Mónica López
Senior Analyst at ALS
Published
April 2, 2025

Colombia: The Colombian Supreme Administrative Court Approves the Inclusion of Loss-Making Comparables

At ALS Transfer Pricing, we conduct thorough and technically sound analyses to support your intercompany operations in Colombia and throughout Latin America. Our team has access to advanced databases and rigorous methodologies that allow us to identify reliable comparables and build robust benchmarks in response to automatic or simplified challenges by tax authorities. Below, we address a recent key Colombian ruling that reaffirms the need for deep and well-founded analyses.

Key Ruling on Transfer Pricing – December 5, 2024

On December 5, 2024, the Colombian Supreme Administrative Court (Ruling No. 25803) issued a landmark decision regarding the inclusion of loss-making companies in transfer pricing analyses. The ruling was officially published on February 4, 2025. This resolution marks a significant step towards aligning Colombian practices with OECD international principles, particularly in the treatment of comparables with negative results.

What Did the Supreme Court Decide?

The case addressed a situation in which the Colombian tax authority (DIAN) had rejected certain comparables submitted by the taxpayer, arguing that these companies had recorded losses during one of the years covered in the comparability analysis. DIAN's position was that the mere presence of a loss warranted the automatic exclusion of that comparable from the final set, without requiring further analysis.

However, the Court dismissed this approach. In its ruling, it stated that the existence of losses does not necessarily imply a lack of comparability, unless it is proven that such losses are recurring, structural, or reflect an economic situation different from that of the taxpayer.

The Court emphasized that comparability analysis must consider multiple factors, including the functions performed, assets used, risks assumed, and market conditions. A loss in one year of the review period does not automatically invalidate a comparable, as long as other elements still reflect reasonable comparability.

It also highlighted that losses might result from extraordinary, cyclical, or temporary events — such as a short-term market downturn, isolated cost increases, or heavy investment in innovation — which do not necessarily remove their status as valid comparables.

This perspective introduces a more flexible, substantively economic approach in line with international standards, reinforcing the obligation of tax authorities to provide technical and functional justification for excluding comparables, rather than relying on purely quantitative or automatic criteria.

What Do the OECD Guidelines Say?

This ruling finds direct conceptual support in the OECD Guidelines. Specifically, Chapter III (Comparability Analysis), paragraphs 3.64 to 3.66, addresses the treatment of loss-making companies:

  • Losses are not a per se exclusion criterion, but must be evaluated in context. A loss stemming from, for example, a market penetration strategy or R&D investment may still align with a comparable profile if other conditions remain similar.
  • Recurrent losses over several years may indicate substantially different economic conditions, which could justify exclusion. Nevertheless, the standard remains functional and economic evidence, not just the number of years with losses.
  • Paragraph 3.65 acknowledges that some sectors are cyclical or affected by economic events that explain losses. In such cases, the analysis should consider adjustments or explanatory factors to preserve comparability.
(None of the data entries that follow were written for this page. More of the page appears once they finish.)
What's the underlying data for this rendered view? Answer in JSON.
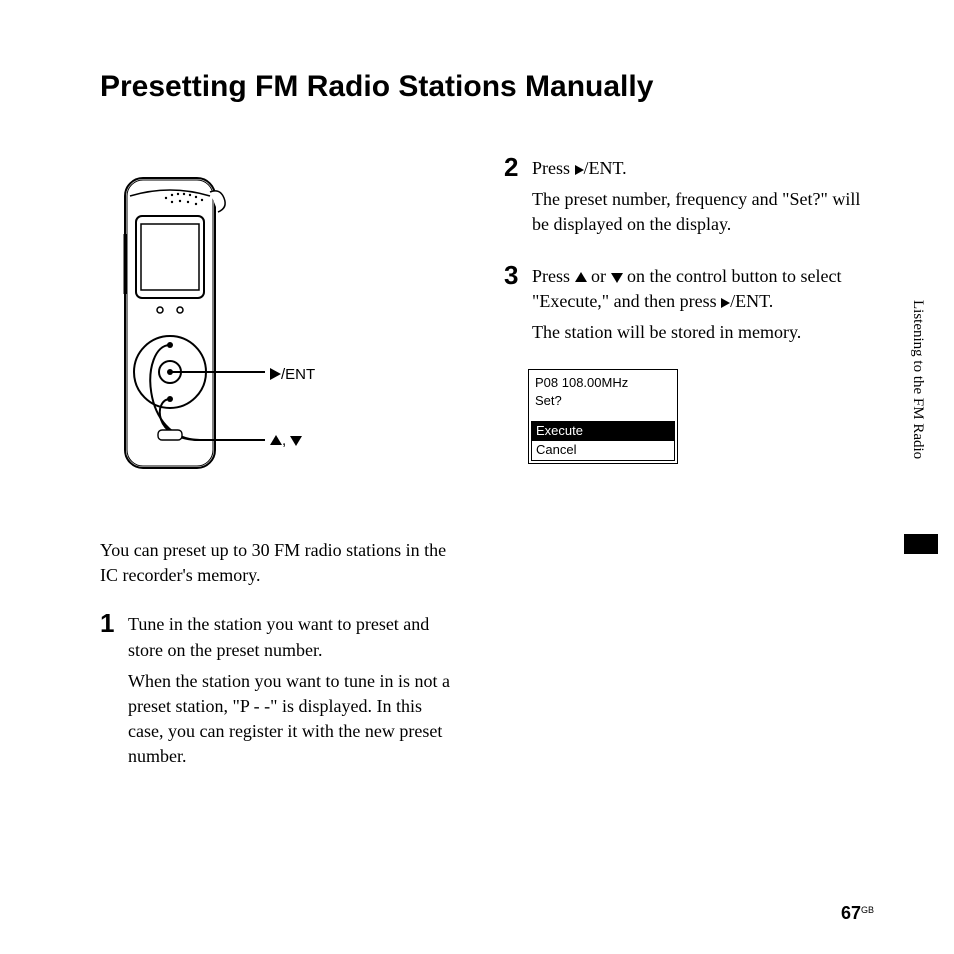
{
  "title": "Presetting FM Radio Stations Manually",
  "labels": {
    "ent": "/ENT",
    "updown_sep": ", "
  },
  "intro": "You can preset up to 30 FM radio stations in the IC recorder's memory.",
  "steps": {
    "s1": {
      "num": "1",
      "p1": "Tune in the station you want to preset and store on the preset number.",
      "p2": "When the station you want to tune in is not a preset station, \"P - -\" is displayed. In this case, you can register it with the new preset number."
    },
    "s2": {
      "num": "2",
      "p1_a": "Press ",
      "p1_b": "/ENT.",
      "p2": "The preset number, frequency and \"Set?\" will be displayed on the display."
    },
    "s3": {
      "num": "3",
      "p1_a": "Press ",
      "p1_b": " or ",
      "p1_c": " on the control button to select \"Execute,\" and then press ",
      "p1_d": "/ENT.",
      "p2": "The station will be stored in memory."
    }
  },
  "screen": {
    "line1": "P08   108.00MHz",
    "line2": "Set?",
    "opt1": "Execute",
    "opt2": "Cancel"
  },
  "side_tab": "Listening to the FM Radio",
  "page_number": "67",
  "page_suffix": "GB"
}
The Colombian ruling strongly supports this view: the goal is not to apply mechanical filters, but to build robust and technically supported analyses that can withstand functional and market scrutiny.

Practical Implications

This legal precedent has important implications for multinational groups operating in Colombia:

  • Automatic exclusion of comparables with a single year of losses is removed, adding technical robustness to local analyses.
  • It strengthens the principle of substantive comparability, focused on functions, assets, and risks.
  • DIAN and other authorities must justify the exclusion of comparables based on economic reasoning, not on rigid or general criteria.
  • Taxpayers may also propose reasonable adjustments to enhance comparability, in line with OECD practices.

At ALS TP, we continuously monitor regulatory and case law developments, especially decisions like this that pave the way for more consistent and internationally aligned practices. Our commitment is to provide clients with solid, updated, and strategic technical support in response to the challenges of an increasingly demanding and globalized tax environment.